Venha fazer-me companhia, rapaz, enquanto almoço. Estou com fome e quero
contar-lhe uma história.
Tarkad vacilou devido à franqueza brutal de Dabasir, mas aqui estava
finalmente um convite para entrar na casa de pasto.
Dabasir conduziu-o até um dos cantos da sala, onde se sentaram sobre
pequenos tapetes.
Quando Kauskor, o proprietário, apareceu sorrindo, o negociante de camelos
dirigiu-se a ele com a familiaridade de sempre.

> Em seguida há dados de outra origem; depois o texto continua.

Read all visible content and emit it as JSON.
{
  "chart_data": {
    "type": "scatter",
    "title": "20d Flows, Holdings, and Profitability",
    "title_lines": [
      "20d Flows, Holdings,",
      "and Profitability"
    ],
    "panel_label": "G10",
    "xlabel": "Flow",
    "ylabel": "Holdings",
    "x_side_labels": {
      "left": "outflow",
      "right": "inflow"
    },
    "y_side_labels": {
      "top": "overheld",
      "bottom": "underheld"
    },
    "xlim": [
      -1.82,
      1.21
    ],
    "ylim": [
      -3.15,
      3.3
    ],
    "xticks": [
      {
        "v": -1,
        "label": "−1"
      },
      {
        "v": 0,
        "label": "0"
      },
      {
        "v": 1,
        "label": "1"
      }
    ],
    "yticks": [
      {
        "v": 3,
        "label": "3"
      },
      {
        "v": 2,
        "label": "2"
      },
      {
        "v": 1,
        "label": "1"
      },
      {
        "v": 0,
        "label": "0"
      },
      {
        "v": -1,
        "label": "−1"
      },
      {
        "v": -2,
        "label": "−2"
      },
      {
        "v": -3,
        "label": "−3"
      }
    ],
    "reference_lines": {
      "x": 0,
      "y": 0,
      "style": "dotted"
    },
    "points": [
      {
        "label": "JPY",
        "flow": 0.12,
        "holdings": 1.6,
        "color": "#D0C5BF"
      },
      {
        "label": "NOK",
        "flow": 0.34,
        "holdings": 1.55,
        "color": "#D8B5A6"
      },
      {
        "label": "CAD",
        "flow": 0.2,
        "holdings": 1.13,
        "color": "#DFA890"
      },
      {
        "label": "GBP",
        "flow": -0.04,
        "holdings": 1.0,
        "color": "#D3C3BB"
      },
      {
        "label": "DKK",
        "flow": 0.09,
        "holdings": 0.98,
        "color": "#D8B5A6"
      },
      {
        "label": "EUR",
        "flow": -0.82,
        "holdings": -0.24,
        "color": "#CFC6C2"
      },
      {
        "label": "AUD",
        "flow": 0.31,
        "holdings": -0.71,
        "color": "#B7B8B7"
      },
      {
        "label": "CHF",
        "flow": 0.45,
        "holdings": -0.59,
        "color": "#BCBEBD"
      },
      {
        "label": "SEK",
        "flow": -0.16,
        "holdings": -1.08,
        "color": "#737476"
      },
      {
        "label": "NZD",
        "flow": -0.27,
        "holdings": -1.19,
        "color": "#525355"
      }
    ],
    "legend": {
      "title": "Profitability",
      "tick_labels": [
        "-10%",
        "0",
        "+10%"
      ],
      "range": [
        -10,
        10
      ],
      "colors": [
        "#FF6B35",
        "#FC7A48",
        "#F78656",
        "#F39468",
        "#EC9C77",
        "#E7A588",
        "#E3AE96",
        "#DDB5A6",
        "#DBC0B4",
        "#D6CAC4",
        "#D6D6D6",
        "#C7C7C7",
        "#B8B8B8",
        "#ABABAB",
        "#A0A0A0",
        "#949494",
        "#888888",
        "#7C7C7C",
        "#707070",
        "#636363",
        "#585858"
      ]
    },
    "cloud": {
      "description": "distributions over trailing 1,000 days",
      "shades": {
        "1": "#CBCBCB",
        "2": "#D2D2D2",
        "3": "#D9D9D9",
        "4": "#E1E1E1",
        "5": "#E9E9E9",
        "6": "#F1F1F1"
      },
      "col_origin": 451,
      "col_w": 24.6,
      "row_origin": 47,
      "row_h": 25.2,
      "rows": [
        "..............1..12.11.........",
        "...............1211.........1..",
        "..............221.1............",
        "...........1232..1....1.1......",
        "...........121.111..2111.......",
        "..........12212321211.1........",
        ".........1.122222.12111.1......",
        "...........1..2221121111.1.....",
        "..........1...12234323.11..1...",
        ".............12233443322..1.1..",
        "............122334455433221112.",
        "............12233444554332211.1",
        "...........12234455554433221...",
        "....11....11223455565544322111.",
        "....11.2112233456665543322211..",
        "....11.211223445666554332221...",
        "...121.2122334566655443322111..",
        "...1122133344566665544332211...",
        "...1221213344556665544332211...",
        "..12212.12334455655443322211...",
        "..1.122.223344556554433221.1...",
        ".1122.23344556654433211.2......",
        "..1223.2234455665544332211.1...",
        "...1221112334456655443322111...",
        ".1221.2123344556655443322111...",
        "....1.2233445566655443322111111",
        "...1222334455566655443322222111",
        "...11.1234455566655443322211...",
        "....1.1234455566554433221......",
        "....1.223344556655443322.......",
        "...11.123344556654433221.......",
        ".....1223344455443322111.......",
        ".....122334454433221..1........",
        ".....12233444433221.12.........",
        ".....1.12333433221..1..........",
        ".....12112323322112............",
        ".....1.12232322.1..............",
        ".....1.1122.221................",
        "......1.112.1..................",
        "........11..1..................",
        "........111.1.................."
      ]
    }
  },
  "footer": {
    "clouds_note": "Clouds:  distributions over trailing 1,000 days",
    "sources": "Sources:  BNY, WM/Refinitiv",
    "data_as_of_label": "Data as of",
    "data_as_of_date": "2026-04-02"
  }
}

— Gordo lagarto do deserto, traga-me uma perna de cabra bem tostadinha, com
muito molho, pão e todas as verduras que tiver, pois estou com fome e preciso de
muita comida. Não esqueça de meu amigo aqui. Traga para ele um copo d'água.
Bastante fria, por favor, pois está fazendo um calorbabilônico.
Tarkad quase sentiu um desfalecimento. Devia ficar ali, bebendo água,
enquanto o outro devorava diante de seus olhos uma perna de cabra inteira? Não
disse nada. Não pensava em nada que pudesse dizer.
Dabasir, entretanto, não sabia o que era o silêncio. Sorrindo e acenando com
naturalidade para os outros fregueses, que o conheciam, continuou:
— Ouvi de um viajante recém-chegado de Urfa informações sobre um homem
muito rico que tem uma peça de pedra cortada tão fina que se pode ver através
dela. Ele colocou-a na janela de sua casa para barrar a chuva. Segundo o
viajante, é amarela, e, quando ele mesmo olhou através dela, todo o mundo do
outro lado pareceu-lhe estranho e diferente da realidade. O que diz sobre isso,
Tarkad? Acha que o mundo pode parecer a alguém de uma cor diferente
daquela que normalmente possui?
— Ouso dizer que sim — respondeu o jovem, mais interessado na gorda perna
de cabra que acabavam de colocar na frente de Dabasir.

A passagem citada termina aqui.